There are female 00 agents in the expanded Bond universe. If there must be another Bond film, the next one should focus on one of these agents. Don’t make a female Bond. Make an agent better and cooler than Bond, one with her own personality and backstory—one with a chance to become just as celebrated in her own right. It would be an excellent opportunity to continue the beloved blockbuster franchise without completely wearing out its welcome.

Hollywood has tried making improvements in gender diversity in recent years. There are more mainstream female leading roles than ever before (some of which were originally intended for men). It’s been a pretty good few years for action heroines, specifically, with Emily Blunt in Edge of Tomorrow and Sicario, Rebecca Ferguson in Mission: Impossible – Rogue Nation, and Jennifer Lawrence in the Hunger Games trilogy, among others.

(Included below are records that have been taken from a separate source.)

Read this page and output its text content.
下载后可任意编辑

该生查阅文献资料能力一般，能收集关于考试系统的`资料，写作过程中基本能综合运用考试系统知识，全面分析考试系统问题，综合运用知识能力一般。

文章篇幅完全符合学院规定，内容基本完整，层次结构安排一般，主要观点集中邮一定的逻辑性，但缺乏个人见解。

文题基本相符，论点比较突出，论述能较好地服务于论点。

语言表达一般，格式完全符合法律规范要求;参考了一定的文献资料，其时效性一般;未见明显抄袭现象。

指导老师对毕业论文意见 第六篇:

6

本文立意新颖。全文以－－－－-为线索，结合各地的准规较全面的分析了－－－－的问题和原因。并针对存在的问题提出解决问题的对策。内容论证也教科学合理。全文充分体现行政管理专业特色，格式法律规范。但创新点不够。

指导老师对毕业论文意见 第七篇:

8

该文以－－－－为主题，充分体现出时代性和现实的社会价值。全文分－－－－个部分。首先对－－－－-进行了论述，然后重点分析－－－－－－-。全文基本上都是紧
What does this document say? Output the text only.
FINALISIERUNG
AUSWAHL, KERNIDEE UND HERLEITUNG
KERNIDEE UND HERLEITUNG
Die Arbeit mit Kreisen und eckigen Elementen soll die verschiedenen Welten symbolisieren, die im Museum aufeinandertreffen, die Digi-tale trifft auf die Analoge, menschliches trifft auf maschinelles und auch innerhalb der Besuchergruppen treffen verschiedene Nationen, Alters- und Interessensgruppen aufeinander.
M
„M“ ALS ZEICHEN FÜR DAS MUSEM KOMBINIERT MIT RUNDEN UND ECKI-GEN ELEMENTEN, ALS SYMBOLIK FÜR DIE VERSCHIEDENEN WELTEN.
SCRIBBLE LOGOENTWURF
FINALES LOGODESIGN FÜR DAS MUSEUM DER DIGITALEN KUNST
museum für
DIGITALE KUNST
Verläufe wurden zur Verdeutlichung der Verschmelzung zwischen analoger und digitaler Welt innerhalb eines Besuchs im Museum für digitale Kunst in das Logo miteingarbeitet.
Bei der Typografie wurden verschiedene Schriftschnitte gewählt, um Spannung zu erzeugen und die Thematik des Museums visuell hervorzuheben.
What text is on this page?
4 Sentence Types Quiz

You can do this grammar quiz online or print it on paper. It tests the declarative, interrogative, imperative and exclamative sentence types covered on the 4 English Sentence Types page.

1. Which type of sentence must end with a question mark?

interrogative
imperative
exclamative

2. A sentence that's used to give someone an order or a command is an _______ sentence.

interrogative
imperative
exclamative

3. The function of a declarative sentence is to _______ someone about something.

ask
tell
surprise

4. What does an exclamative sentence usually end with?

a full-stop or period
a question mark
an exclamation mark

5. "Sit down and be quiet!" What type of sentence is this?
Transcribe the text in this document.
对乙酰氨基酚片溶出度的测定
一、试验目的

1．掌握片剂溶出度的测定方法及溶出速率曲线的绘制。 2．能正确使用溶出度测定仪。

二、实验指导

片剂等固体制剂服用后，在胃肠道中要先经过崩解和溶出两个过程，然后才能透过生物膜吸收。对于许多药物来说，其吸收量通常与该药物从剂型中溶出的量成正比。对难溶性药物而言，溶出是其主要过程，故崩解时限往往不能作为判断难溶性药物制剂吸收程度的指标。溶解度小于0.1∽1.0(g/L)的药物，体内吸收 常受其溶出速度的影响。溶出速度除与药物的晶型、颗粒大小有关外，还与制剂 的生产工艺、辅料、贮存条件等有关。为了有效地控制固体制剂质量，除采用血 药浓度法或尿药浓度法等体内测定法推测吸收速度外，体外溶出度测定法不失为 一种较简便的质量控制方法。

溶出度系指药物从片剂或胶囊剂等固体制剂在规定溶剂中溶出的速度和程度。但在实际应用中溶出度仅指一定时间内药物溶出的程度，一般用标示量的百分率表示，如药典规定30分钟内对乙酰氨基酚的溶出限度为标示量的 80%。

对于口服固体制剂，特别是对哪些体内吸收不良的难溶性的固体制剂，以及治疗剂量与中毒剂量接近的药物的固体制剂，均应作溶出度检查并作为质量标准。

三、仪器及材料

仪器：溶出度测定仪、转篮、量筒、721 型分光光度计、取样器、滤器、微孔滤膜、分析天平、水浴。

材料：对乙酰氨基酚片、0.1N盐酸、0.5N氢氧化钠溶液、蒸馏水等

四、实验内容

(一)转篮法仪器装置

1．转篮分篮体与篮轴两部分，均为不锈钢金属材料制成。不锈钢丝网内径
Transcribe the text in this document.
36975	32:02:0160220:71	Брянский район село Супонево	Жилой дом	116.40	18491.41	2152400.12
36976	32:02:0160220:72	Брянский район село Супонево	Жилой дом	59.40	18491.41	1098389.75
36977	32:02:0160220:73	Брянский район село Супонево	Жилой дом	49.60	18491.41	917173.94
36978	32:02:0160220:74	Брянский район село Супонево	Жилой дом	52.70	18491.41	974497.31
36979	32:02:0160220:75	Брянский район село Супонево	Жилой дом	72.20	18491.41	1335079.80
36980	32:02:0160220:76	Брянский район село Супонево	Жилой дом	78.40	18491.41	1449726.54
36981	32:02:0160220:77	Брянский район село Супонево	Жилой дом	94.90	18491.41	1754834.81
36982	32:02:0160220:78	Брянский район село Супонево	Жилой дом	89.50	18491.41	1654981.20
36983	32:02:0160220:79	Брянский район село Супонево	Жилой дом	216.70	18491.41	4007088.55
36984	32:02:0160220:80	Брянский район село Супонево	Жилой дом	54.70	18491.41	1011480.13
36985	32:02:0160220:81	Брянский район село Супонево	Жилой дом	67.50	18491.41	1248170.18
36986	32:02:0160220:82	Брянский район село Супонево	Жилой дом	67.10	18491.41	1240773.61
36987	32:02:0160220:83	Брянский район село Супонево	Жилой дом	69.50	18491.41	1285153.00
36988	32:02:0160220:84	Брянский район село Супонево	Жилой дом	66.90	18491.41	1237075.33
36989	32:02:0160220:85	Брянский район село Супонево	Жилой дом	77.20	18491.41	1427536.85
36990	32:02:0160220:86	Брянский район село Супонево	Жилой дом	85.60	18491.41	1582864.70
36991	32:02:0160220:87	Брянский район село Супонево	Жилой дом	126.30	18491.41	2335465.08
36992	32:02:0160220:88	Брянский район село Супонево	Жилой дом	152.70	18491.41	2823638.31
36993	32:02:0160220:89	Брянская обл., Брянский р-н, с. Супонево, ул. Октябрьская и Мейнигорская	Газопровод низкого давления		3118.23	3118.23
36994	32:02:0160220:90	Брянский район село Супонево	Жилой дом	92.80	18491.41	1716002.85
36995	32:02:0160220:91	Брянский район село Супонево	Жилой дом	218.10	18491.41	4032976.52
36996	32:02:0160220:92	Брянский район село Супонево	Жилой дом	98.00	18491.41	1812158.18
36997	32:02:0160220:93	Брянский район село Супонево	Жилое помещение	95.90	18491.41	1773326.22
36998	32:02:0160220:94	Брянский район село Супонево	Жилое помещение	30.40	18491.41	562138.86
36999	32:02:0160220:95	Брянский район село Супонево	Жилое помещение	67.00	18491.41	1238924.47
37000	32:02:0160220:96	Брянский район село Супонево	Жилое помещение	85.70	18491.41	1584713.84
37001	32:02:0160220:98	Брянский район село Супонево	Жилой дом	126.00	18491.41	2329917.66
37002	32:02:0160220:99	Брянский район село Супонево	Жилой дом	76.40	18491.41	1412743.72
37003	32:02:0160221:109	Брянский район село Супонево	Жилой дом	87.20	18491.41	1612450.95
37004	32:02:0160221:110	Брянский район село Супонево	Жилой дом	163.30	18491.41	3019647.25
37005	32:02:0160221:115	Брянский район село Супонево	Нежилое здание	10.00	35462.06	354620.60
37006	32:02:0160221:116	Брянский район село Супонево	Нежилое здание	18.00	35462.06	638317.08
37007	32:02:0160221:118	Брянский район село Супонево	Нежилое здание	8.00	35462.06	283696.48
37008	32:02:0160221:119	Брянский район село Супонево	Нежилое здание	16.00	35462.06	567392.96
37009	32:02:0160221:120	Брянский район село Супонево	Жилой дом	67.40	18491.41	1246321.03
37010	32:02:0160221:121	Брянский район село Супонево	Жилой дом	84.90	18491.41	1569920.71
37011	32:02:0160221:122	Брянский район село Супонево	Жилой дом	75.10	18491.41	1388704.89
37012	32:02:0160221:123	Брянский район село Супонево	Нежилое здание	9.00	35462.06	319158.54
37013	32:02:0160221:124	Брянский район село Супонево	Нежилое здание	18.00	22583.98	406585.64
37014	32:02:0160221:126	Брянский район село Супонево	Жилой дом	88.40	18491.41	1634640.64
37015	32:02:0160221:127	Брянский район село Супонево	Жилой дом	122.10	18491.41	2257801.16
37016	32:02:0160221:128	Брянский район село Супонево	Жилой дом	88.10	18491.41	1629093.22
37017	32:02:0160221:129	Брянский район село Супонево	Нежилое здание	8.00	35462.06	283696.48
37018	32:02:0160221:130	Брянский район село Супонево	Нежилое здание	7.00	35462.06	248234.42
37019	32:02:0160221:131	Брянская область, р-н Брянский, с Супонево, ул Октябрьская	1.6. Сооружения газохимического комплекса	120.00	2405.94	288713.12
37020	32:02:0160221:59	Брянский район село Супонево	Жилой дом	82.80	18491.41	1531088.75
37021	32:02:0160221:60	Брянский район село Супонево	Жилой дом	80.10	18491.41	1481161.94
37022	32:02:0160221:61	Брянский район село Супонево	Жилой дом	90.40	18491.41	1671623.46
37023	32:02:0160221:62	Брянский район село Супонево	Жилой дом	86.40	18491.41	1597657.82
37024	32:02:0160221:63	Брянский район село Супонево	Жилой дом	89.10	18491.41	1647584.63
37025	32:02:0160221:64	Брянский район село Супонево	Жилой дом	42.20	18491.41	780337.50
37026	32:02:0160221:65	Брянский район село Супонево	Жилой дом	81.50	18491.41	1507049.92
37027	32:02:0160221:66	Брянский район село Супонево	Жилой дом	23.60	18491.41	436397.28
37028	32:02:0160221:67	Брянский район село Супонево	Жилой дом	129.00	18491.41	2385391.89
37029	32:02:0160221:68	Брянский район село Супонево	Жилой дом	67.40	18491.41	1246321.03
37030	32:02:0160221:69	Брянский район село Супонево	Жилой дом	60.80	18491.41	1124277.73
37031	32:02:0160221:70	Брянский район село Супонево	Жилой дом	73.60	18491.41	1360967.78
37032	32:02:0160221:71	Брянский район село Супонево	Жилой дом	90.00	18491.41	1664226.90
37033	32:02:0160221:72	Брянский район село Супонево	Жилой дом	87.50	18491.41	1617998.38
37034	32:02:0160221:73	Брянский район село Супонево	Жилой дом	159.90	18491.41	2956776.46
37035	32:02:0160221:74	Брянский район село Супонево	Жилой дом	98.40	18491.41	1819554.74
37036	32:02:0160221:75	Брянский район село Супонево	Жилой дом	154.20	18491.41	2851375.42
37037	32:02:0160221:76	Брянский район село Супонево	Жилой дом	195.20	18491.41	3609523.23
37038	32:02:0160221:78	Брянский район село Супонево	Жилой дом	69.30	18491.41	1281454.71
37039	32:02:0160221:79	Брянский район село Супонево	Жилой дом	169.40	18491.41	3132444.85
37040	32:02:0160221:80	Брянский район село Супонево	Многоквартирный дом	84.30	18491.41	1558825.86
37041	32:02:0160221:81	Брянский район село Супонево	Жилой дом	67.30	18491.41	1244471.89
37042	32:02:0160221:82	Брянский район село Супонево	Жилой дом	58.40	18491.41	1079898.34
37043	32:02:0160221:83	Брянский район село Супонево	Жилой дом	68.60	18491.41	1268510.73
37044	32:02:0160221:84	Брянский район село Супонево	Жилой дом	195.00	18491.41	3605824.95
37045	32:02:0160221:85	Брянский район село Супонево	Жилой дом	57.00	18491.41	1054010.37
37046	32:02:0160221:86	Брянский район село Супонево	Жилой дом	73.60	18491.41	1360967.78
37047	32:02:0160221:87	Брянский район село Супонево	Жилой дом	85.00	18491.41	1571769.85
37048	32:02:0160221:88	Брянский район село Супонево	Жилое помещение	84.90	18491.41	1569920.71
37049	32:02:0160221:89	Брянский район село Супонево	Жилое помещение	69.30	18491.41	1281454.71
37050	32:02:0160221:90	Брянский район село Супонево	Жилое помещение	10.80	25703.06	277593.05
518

It’s not enough. A University of Southern California study found that only 30% of speaking roles across thousands of films from 2007 to 2014 were female. Just 21 of the top 100 films from 2014 featured a female lead. In 2007, 20% of characters on screen in action movies were female. That improved by less than 2% over the next seven years.

Nothing should hold an actress back from playing “Jane Bond” if she wants to. But “Jane Bond” would just be—pardon the pun—a specter of real progress. If the next James Bond is a woman, it will suggest that Hollywood is interested only in keeping up appearances of diversity, instead of actually writing and funding new action roles for women.